KSE Institute has published its February Russia Chartbook “Addressing The Shadow Fleet Challenge: Stepped-Up Enforcement Weighs On Russia’s Ability To Evade The Price Cap.” Recent enforcement actions in the form of designating individual Russian shadow-fleet vessels show signs of being an effective strategy. Despite external pressures and challenges to macro buffers, the Russian economy, fueled by war expenditures, managed to grow by 3.6% in 2023. This clearly shows that the sanctions regime can and should be improved. Among other streams, Ukraine and its allies should continue strengthening the enforcement of the oil price cap and focus on reducing the shadow fleet.

In 2023, Russia’s external environment sharply worsened, particularly for goods exports, which fell by 28% to $424 billion. This led to significant declines in the trade ($120bn, -62%) and current account ($51bn, -79%) surpluses, undermining macroeconomic stability. Meanwhile, the ruble depreciated by more than 40% against the euro and the US dollar since late 2022, intensifying inflationary pressures. To counter this, the CBR raised interest rates by a cumulative 850 bps and reintroduced capital controls.

Increased enforcement of energy sanctions is also having an impact. Specifically, the coalition authorities are now targeting individual shadow tankers, sidelining them and causing caution among trading participants. To date, OFAC has listed 27 vessels as assets of sanctioned entities, which are currently inactive or struggling to find buyers. A further ~125 vessels may be targeted due to their (past) links to US service providers. Importantly, targeting of vessels has led to a widening discount of Russian oil to Brent from ~$11-12/bbl in November to ~$15/bbl in January.

KSE Institute forecasts a decline in oil and gas exports from $230bn in 2023 to $197bn in 2024 and $177bn in 2025. As a result, the overall current account is expected to show surpluses of only $49 billion and $32 billion in 2024-25. Maintaining pressure through sanctions is crucial, as a $10/barrel change in oil prices can affect export earnings by ~$25-30 bn/year. 
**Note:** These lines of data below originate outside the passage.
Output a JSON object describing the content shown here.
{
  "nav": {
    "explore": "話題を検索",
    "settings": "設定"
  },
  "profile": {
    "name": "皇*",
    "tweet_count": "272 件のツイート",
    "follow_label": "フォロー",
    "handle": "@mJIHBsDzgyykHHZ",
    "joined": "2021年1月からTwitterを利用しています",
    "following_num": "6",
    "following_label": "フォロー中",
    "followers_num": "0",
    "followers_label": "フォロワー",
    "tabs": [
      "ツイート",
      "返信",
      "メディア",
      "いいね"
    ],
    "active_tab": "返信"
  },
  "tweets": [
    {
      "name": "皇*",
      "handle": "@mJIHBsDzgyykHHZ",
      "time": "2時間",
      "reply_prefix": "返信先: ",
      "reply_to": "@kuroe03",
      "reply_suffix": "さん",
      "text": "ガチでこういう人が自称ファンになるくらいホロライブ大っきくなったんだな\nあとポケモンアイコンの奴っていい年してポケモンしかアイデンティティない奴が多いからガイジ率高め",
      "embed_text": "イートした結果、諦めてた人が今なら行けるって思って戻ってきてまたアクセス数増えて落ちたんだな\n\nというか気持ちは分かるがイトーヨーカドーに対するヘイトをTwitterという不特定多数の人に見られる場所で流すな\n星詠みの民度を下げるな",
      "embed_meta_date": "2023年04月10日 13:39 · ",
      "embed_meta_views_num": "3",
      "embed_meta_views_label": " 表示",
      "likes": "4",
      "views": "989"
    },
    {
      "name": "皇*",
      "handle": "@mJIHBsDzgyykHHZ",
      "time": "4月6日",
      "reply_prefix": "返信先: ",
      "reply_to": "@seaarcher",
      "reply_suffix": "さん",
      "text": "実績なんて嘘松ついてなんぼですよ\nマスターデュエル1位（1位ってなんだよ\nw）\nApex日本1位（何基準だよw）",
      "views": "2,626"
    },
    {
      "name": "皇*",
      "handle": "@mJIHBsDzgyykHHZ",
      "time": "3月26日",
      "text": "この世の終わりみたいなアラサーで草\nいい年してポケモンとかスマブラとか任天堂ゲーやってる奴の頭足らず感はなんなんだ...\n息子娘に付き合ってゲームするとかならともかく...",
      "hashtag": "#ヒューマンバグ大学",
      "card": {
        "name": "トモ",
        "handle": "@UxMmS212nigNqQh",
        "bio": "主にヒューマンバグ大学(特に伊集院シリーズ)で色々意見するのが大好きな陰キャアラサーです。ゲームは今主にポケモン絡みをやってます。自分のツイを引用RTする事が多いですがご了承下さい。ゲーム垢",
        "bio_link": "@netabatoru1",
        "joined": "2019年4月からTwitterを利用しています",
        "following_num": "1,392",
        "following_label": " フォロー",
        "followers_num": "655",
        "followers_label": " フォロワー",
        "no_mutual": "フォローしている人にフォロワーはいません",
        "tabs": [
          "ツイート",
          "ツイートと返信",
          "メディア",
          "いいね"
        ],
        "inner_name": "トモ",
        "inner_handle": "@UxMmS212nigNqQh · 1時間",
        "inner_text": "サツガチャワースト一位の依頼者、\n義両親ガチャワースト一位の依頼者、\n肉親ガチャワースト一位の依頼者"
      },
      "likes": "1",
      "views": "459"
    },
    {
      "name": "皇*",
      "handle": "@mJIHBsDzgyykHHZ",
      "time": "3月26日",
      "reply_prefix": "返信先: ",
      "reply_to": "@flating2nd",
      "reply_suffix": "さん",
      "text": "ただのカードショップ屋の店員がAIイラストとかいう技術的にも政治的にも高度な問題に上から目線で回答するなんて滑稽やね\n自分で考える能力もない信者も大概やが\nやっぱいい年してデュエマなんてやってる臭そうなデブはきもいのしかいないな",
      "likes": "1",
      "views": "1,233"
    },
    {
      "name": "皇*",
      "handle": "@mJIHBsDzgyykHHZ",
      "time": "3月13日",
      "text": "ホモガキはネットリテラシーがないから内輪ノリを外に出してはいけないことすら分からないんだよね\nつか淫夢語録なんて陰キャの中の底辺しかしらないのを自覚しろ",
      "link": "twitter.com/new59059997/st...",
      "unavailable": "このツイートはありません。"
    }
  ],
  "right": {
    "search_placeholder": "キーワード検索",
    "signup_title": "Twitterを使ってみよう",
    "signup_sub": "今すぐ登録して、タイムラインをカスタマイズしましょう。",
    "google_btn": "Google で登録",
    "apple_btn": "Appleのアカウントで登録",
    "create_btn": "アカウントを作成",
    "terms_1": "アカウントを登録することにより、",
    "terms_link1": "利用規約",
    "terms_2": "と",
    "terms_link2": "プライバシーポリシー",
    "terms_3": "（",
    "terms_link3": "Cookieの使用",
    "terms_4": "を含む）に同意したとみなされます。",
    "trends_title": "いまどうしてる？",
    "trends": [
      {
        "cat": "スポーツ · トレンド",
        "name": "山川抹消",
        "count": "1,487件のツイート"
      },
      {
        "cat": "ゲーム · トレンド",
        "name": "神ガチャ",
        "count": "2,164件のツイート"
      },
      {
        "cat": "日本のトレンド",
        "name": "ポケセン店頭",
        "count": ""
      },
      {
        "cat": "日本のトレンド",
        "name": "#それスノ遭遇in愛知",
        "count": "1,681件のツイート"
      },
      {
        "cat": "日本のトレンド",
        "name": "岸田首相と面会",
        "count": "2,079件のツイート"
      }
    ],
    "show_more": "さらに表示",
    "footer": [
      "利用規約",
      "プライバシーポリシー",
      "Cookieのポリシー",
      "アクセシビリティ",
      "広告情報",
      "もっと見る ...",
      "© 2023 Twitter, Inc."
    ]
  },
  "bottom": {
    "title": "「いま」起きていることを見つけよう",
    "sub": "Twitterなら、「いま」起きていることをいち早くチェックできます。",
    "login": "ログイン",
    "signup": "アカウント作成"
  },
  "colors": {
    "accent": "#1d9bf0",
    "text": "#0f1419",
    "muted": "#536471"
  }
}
As expected, the war and sanctions are straining macroeconomic buffers. Despite a budget deficit of 1.9% of GDP in 2023 and increased non-oil and gas revenues allowing for additional spending (3 trillion rubles), financing is becoming a challenge as external sources are cut off. Russia has relied heavily on the NWF, which has depleted almost half of its liquid assets since February 2022. Going forward, the burden may shift to the Russian banking system as sanctions limit access to reserves.

The robust economic recovery observed in Russia is driven by war-related fiscal stimulus–and this effect is set to strengthen in 2024, potentially adding 2.5 pp to GDP growth. While the economy has fully recovered from the initial shock of the war and sanctions, underlying vulnerabilities remain and problems could resurface in the future.

In order to expose these economic vulnerabilities and contain Russia in 2024 and beyond, KSE Institute proposes to: strengthen price cap enforcement by stepping-up investigations and penalties; continue targeting the shadow fleet, including by imposing insurance requirements; lower the price caps on crude oil and oil products; complete the ban on Russian hydrocarbons; and target oil and gas-related services that Russia relies on.